Baca juga: Kepala LIPI sebut keterlibatan swasta cara cepat hasilkan fitofarmaka

"Pengembangan OMAI membutuhkan sinergi dari semua pemangku kepentingan, mulai dari petani yang menghasilkan bahan baku yang bagus dan terstandar, peneliti, pelaku industri, pemangku kepentingan hingga masyarakat sebagai konsumen," tutur Khayam.

Oleh karena itu, langkah strategis yang perlu dilakukan adalah pengembangan bahan baku obat dalam negeri. Hal tersebut merupakan salah satu upaya untuk menjaga ketahanan nasional di bidang obat.

"Pandemi ini mengajarkan bahwa akan sangat riskan bagi suatu negara sebesar Indonesia apabila membiarkan ketergantungan industri farmasi dalam negeri terhadap bahan baku obat impor," ungkapnya.

Salah satu kebijakan yang perlu dilaksanakan adalah pengembangan industri bahan baku obat dengan memperkuat struktur manufaktur industri farmasi di dalam negeri, antara lain dengan memacu kegiatan riset untuk menciptakan inovasi produk industri farmasi di sektor hulu atau produsen bahan baku.

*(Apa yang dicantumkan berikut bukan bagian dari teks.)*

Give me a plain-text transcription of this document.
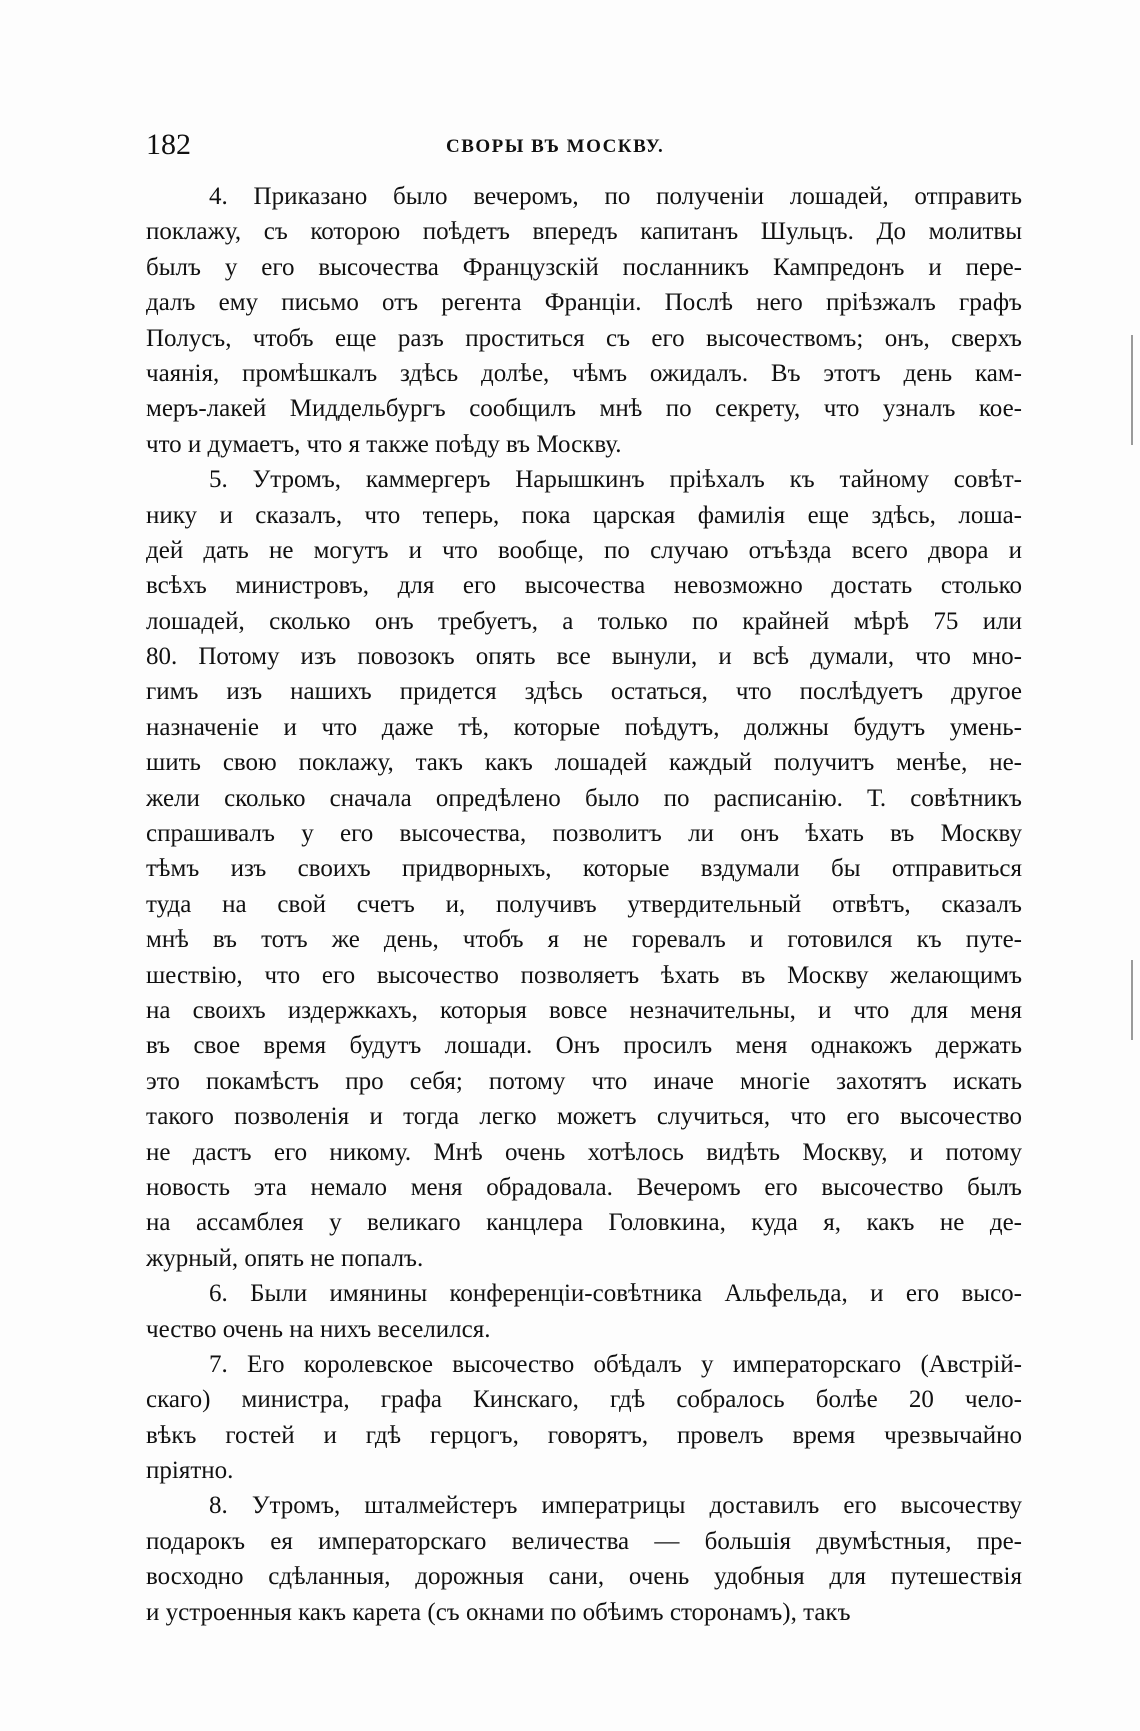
182	СВОРЫ ВЪ МОСКВУ.
4. Приказано было вечеромъ, по полученіи лошадей, отправить
поклажу, съ которою поѣдетъ впередъ капитанъ Шульцъ. До молитвы
былъ у его высочества Французскій посланникъ Кампредонъ и пере-
далъ ему письмо отъ регента Франціи. Послѣ него пріѣзжалъ графъ
Полусъ, чтобъ еще разъ проститься съ его высочествомъ; онъ, сверхъ
чаянія, промѣшкалъ здѣсь долѣе, чѣмъ ожидалъ. Въ этотъ день кам-
меръ-лакей Миддельбургъ сообщилъ мнѣ по секрету, что узналъ кое-
что и думаетъ, что я также поѣду въ Москву.
5. Утромъ, каммергеръ Нарышкинъ пріѣхалъ къ тайному совѣт-
нику и сказалъ, что теперь, пока царская фамилія еще здѣсь, лоша-
дей дать не могутъ и что вообще, по случаю отъѣзда всего двора и
всѣхъ министровъ, для его высочества невозможно достать столько
лошадей, сколько онъ требуетъ, а только по крайней мѣрѣ 75 или
80. Потому изъ повозокъ опять все вынули, и всѣ думали, что мно-
гимъ изъ нашихъ придется здѣсь остаться, что послѣдуетъ другое
назначеніе и что даже тѣ, которые поѣдутъ, должны будутъ умень-
шить свою поклажу, такъ какъ лошадей каждый получитъ менѣе, не-
жели сколько сначала опредѣлено было по расписанію. Т. совѣтникъ
спрашивалъ у его высочества, позволитъ ли онъ ѣхать въ Москву
тѣмъ изъ своихъ придворныхъ, которые вздумали бы отправиться
туда на свой счетъ и, получивъ утвердительный отвѣтъ, сказалъ
мнѣ въ тотъ же день, чтобъ я не горевалъ и готовился къ путе-
шествію, что его высочество позволяетъ ѣхать въ Москву желающимъ
на своихъ издержкахъ, которыя вовсе незначительны, и что для меня
въ свое время будутъ лошади. Онъ просилъ меня однакожъ держать
это покамѣстъ про себя; потому что иначе многіе захотятъ искать
такого позволенія и тогда легко можетъ случиться, что его высочество
не дастъ его никому. Мнѣ очень хотѣлось видѣть Москву, и потому
новость эта немало меня обрадовала. Вечеромъ его высочество былъ
на ассамблея у великаго канцлера Головкина, куда я, какъ не де-
журный, опять не попалъ.
6. Были имянины конференціи-совѣтника Альфельда, и его высо-
чество очень на нихъ веселился.
7. Его королевское высочество обѣдалъ у императорскаго (Австрій-
скаго) министра, графа Кинскаго, гдѣ собралось болѣе 20 чело-
вѣкъ гостей и гдѣ герцогъ, говорятъ, провелъ время чрезвычайно
пріятно.
8. Утромъ, шталмейстеръ императрицы доставилъ его высочеству
подарокъ ея императорскаго величества — большія двумѣстныя, пре-
восходно сдѣланныя, дорожныя сани, очень удобныя для путешествія
и устроенныя какъ карета (съ окнами по обѣимъ сторонамъ), такъ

"Dengan terintegrasinya sektor hulu dan hilir, nilai tambah produk farmasi akan semakin meningkat. Selain itu, pengembangan sektor hulu juga mendukung substitusi impor bahan baku yang dapat menekan defisit neraca dagang di sektor industri farmasi," paparnya.

Guna menarik investasi di sektor tersebut, pemerintah memberikan fasilitas kepada para penanam modal di Indonesia, antara lain melalui pemberian berbagai insentif fiskal maupun nonfiskal.

"Pemerintah akan memberikan dukungan fiskal terhadap pertumbuhan industri farmasi melalui tax allowance, tax holiday, serta super tax deduction, yang diberikan bagi industri yang terlibat dalam program vokasi dan inovasi melalui kegiatan riset," terangnya.

Sementara itu, untuk pemberian insentif nonfiskal, di antaranya adalah program pelatihan dan sertifikasi SDM, penerapan Objek Vital Nasional Sektor Industri (OVNI), sertifikasi standar dan kegiatan litbang bagi industri kecil menengah (IKM), pembangunan infrastruktur industri, dukungan promosi, serta konsultasi bantuan hukum dan Hak Kekayaan Intelektual (HKI).